Oil outlook: Arab Opec producers see prices above $70 by end-2015

Analysts have warned that Britain's equity markets will struggle to grow in the medium term as oil prices continue to take a tumble.

US WTI crude fell to April 2009 lows, reaching $49.32/bbl at one point during the session, while the Brent futures contract edged towards $52.28/bbl.

The FTSE 100 index is currently trading over 1% lower, reaching 6,351.14p as of 0904 GMT and down over 5% year-on-year.

"Markets have started the year nervously and trends that were emerging at the end of 2014 are continuing into 2015," said Angus Campbell, senior analyst at FxPro.

"Crude oil and the euro are heading lower, the dollar is heading higher and meanwhile indices are struggling to decide what direction they should be heading in. For now the dollar rally is just being kept in check but indices are still suffering somewhat from the bearish tone in crude oil.

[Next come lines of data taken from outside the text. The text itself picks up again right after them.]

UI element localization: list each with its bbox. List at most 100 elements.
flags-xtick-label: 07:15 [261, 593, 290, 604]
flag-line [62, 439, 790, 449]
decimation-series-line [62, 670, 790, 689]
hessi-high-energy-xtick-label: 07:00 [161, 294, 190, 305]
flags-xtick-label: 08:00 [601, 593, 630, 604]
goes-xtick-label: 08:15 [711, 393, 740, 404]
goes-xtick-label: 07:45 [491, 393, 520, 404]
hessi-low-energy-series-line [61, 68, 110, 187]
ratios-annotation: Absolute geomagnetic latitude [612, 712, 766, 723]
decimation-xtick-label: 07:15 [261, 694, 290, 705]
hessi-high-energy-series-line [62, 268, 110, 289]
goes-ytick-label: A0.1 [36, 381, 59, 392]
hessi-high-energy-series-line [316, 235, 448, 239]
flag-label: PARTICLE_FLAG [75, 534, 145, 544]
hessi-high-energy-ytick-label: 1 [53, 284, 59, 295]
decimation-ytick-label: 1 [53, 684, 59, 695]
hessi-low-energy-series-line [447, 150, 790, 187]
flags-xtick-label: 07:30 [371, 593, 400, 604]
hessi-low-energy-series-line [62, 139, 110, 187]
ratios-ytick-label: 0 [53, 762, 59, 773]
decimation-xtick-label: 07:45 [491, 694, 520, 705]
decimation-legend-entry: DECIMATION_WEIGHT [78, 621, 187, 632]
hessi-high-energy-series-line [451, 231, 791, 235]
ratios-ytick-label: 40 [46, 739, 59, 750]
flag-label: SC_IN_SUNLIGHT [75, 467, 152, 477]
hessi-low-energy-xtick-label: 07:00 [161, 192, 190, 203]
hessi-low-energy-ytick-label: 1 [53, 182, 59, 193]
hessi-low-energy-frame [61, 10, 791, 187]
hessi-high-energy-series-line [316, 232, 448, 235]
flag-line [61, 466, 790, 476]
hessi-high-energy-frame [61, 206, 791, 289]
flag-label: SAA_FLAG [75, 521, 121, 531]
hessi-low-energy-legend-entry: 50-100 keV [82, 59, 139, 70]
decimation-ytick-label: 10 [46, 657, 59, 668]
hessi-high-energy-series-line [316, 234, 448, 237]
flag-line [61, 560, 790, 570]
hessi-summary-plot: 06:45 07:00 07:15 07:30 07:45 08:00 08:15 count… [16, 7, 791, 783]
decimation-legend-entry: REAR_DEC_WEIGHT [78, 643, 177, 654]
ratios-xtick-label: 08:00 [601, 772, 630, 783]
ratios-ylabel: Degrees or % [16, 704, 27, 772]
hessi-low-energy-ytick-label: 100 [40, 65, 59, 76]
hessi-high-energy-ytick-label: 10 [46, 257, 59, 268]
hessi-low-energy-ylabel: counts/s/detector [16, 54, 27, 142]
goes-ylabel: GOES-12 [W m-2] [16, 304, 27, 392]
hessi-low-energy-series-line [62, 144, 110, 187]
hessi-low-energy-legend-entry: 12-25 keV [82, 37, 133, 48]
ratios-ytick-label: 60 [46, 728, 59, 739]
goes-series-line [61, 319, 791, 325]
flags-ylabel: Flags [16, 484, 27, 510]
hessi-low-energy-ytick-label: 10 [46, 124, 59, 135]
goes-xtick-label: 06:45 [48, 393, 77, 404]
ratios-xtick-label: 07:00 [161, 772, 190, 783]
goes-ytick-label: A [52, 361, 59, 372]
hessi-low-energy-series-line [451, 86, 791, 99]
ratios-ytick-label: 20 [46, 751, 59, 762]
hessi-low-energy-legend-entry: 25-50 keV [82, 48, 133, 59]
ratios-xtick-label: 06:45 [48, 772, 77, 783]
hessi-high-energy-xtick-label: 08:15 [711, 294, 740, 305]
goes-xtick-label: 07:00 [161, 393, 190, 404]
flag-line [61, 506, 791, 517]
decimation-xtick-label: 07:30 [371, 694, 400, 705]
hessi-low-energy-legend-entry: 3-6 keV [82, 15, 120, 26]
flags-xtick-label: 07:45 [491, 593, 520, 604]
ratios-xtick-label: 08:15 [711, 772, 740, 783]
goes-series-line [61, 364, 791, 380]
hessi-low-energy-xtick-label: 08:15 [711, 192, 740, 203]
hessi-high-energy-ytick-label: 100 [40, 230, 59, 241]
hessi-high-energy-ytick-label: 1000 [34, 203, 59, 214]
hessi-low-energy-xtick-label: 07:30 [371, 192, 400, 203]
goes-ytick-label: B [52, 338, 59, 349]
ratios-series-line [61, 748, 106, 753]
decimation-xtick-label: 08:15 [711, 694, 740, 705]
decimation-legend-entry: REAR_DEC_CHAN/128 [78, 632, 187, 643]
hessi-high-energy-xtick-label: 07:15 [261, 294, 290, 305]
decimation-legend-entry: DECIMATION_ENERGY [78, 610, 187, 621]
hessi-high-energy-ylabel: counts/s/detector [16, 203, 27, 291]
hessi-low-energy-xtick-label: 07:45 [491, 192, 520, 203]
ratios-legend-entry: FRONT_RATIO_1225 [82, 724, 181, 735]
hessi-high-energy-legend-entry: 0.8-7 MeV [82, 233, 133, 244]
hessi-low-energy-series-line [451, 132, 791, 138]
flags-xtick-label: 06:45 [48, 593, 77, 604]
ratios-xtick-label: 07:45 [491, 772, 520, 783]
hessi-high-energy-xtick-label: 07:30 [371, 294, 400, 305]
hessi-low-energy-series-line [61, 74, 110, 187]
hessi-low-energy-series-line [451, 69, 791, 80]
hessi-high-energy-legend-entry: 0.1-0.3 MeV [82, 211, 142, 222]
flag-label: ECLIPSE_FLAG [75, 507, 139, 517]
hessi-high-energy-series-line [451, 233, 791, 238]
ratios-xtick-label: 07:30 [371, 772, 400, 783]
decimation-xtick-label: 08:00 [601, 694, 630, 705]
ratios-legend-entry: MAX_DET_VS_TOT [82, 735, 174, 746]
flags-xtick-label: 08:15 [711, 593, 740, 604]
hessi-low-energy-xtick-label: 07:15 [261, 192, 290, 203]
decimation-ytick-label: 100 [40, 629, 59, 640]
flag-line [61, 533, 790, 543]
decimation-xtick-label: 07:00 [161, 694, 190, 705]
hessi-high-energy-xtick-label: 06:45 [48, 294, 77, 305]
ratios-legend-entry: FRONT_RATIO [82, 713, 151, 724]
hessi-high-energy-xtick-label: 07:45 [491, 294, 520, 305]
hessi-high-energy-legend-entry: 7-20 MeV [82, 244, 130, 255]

"As long as crude prices continue to head lower, indices such as the FTSE 100 will struggle to achieve any upside momentum given their large weightings in the energy sectors."

The Brent futures and WTI contracts have plummeted over the last few months by around 50%.

In stark contrast to current figures, back in 2013 and 2012 oil prices averaged $100/bbl.

"The WTI crude steps below $50/bbl for the first time since April 2009 as global growth concerns mount and the oil exporters' fight for market share intensifies," said Peter Rosenstreich, head of market strategy at Ipek.

Meanwhile, analysts at the Australia and New Zealand Banking Group said in a research note that "this is great news for motorists, but it presents a headache for policy makers, with the Fed keen to get their policy settings back to something more normal, and Europe keen to avoid a deflationary spiral".